People in China now rate environmental protection higher than economic growth, according to a survey report released here Thursday. The survey, issued by the China Environmental Culture Promotion Association, found 79.4 percent of the respondents approved of putting environmental protection ahead of economic growth.

Carried out like a Gallup poll, the survey covered 3,777 people in the 18-64 age bracket in eight cities, five towns and seven villages. All have lived in local areas for more than two years.

"The survey shows the public feel the urgency of environmental problems. That's a very encouraging development," said an official with the association.

The survey showed that 78.8 percent of the public believe government input in environmental protection is inadequate and call for more; 60 percent believe awareness-raising campaigns are not good enough. The public recommends two approaches to addressing environmental problems: rigid law enforcement and more vigorous publicity efforts.
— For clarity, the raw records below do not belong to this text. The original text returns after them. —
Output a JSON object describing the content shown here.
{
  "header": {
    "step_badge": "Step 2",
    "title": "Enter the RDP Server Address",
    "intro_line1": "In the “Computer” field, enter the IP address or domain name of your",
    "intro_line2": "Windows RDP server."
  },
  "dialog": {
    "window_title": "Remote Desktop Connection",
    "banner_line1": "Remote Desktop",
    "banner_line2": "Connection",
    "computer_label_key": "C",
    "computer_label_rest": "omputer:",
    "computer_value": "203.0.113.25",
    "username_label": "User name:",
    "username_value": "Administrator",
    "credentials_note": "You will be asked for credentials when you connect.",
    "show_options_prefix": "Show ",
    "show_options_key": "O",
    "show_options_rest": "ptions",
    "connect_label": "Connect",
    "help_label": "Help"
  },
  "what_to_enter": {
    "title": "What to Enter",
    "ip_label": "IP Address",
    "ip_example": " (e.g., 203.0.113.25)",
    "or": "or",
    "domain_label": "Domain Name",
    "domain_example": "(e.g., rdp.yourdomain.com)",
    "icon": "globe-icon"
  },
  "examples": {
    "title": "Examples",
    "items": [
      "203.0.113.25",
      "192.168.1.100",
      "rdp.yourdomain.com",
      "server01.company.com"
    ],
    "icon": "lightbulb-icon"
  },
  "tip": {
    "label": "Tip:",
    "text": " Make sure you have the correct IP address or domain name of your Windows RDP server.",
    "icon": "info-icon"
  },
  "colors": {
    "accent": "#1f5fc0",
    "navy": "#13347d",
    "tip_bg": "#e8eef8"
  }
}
The respondents rank air pollution caused by industrial pollution as their top environmental concern, followed by garbage treatment and sewage treatment. However, the survey disclosed that the general public's actions do not match their rising environmental awareness. Only 6.3 percent of people had taken part in environmental protection in the preceding three months. Participation in efforts to save water, for example, or electricity, is low. Experts here ascribed the phenomenon to a lack of mature mechanisms to facilitate public participation.

"Many people are unaware of what rights they have and what steps they could take," said an official with the association. "More measures should be taken, including making more specific laws and regulations, to help people make their contribution to environmental protection."

China suffered several grave environmental incidents last year, including serious pollution of northeast China's Songhua River. The accident forced cities along the river to stop drawing water from the river for several days and annoyed downstream Russian cities. The accident alerted the government and people alike to the serious impact of environmental pollution and compelled them to take immediate action.